Like many in kitchens and hospo in general, I don’t stay in the same job for years on end. I move around, take opportunities to work with big names and learn new things as a way of growing my ability. That drive to learn led me straight off a cliff when the government shut down my industry. I had to ask my mum for money to cover my rent this month. I can’t eat unless I borrow money from my family. Do they realise how embarrassing it is to put people in that situation? How many tens of thousands I’ve paid in tax and I can’t even pay my rent and eat.

Jack, chef

As of this week I have spent what little savings I had. I am receiving Austudy but $600 a fortnight isn’t enough to cover my basic necessities. I can’t afford medication for my mental health issues.

Caitlin, waitress

Migrant worker stories from survey

I can’t afford uni fees because I lost more than half of my income. My first baby is due in 6 weeks. I always worked and pay my taxes and being cut from any sort of help from the government made me feel finishing my degree ASAP and leave this country. This will affect my visa, needed to have $5000 to apply for extension – don’t have this money.

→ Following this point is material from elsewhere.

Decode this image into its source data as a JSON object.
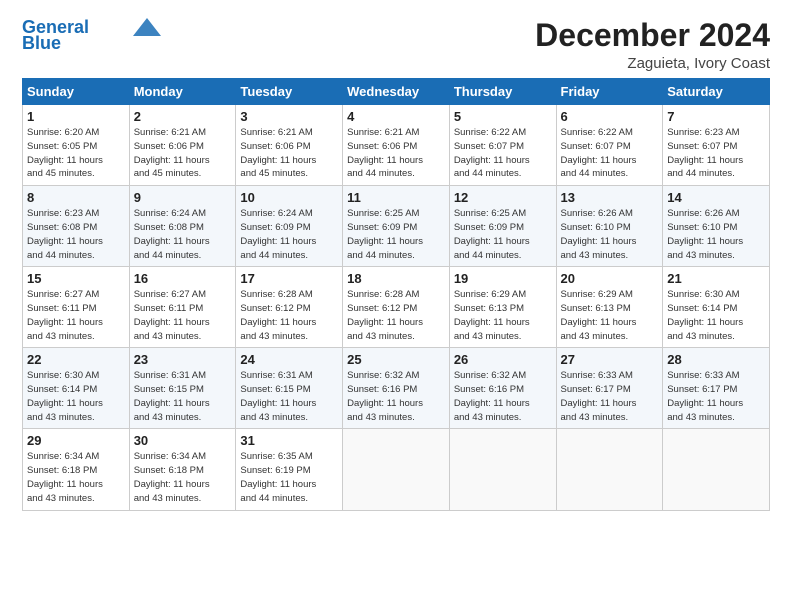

Giovani, waiter & international student

I’m having to ration my food/skip meals to sustain myself as I don’t have any real savings.

Andrew, bartender on working holiday visa

I paid student visa, tuition fees, taxes. I feel a bit disappointed of this country. My saving will run out soon if I still don’t have a job.

Daphne, barista and international student

*303 casual, temporary visa workers and international students participated in the online Hospo Voice survey between 20 and 28 April 2020. Hospitality workers participating included chefs, managers, waiting staff, baristas, catering staff and kitchen hands.